Today The Banksters Are Celebrating 100 Years Of Theft

0 Shares
450737333
title

Personal Liberty Poll

Exercise your right to vote.

Today is the Federal Reserve’s 100th birthday. It’s likely to slip by with little fanfare, though it should be a day that lives in infamy. It’s more destructive than Pearl Harbor. In fact, it made Pearl Harbor — and all wars in the last 100 years — possible.

One hundred years ago today, Congress passed the Federal Reserve Act.
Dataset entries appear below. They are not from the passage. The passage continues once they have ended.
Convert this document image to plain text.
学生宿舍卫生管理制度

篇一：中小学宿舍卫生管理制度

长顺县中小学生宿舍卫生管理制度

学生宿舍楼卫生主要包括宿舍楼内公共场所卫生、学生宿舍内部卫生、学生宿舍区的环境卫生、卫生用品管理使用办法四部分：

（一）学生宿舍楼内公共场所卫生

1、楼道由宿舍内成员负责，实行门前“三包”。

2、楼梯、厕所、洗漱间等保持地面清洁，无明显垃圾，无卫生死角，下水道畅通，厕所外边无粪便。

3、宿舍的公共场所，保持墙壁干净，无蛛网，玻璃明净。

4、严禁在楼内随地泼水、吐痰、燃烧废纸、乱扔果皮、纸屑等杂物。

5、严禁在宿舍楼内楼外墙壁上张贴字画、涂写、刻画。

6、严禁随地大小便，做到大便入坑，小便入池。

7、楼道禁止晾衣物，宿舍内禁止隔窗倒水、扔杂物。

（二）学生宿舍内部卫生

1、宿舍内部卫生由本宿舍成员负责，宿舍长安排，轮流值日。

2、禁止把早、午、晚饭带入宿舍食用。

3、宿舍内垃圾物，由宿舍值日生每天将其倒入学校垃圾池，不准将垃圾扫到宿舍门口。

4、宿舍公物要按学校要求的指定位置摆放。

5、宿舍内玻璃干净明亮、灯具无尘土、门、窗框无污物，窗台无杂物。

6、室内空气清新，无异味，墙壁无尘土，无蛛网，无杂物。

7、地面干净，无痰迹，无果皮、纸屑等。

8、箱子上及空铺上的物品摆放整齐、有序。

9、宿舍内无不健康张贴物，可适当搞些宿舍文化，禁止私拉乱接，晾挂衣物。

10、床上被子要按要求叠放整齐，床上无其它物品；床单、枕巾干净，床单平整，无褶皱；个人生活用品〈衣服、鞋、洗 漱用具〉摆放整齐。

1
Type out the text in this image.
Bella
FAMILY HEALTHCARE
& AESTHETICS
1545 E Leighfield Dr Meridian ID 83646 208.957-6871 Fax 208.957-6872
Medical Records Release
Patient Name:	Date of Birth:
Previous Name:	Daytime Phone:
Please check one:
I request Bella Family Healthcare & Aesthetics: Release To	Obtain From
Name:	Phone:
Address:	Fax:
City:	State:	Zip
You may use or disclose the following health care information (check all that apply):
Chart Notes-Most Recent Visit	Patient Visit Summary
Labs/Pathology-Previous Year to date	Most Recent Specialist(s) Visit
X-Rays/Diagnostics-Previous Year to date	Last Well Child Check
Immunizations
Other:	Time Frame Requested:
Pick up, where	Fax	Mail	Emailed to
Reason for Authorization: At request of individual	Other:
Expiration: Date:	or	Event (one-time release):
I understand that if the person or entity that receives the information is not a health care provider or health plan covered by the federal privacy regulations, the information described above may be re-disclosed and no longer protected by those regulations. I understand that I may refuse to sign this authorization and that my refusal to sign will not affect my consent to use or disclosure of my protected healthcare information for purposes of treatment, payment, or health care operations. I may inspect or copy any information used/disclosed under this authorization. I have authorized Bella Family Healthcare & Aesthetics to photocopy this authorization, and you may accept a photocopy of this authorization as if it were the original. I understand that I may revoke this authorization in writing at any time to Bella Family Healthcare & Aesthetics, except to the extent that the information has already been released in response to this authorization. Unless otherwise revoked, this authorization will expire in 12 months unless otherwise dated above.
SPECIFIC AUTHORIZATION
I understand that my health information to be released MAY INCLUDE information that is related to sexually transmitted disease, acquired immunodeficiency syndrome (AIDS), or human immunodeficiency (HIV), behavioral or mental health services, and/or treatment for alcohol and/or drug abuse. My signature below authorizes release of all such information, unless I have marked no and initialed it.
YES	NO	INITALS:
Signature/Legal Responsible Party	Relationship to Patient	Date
The act itself was conceived three years earlier during a secret meeting of moneyed elites and their U.S. Senator/proxy on Jekyll Island, Ga.

The conspirators were Senator Nelson Aldrich, the father-in-law of John D. Rockefeller Jr. (the Standard Oil group); Paul Warburg, a German banker representing the German banking conglomerate MM Warburg of Hamburg, Germany and Kuhn, Loeb & Co. in the U.S.; Henry P. Davison, a partner at JP Morgan and chairman of Bankers Trust Company; Benjamin Strong, vice president of Bankers Trust; Frank Vanderlip, chairman of National City Bank; and Charles D. Norton, president of First National Bank. Bankers Trust, National City Bank and First National Bank were all part of the Morgan group of banks. Vanderlip was also a Rockefeller agent (related by marriage) and was a director of Rockefeller’s railroad and lumber concerns.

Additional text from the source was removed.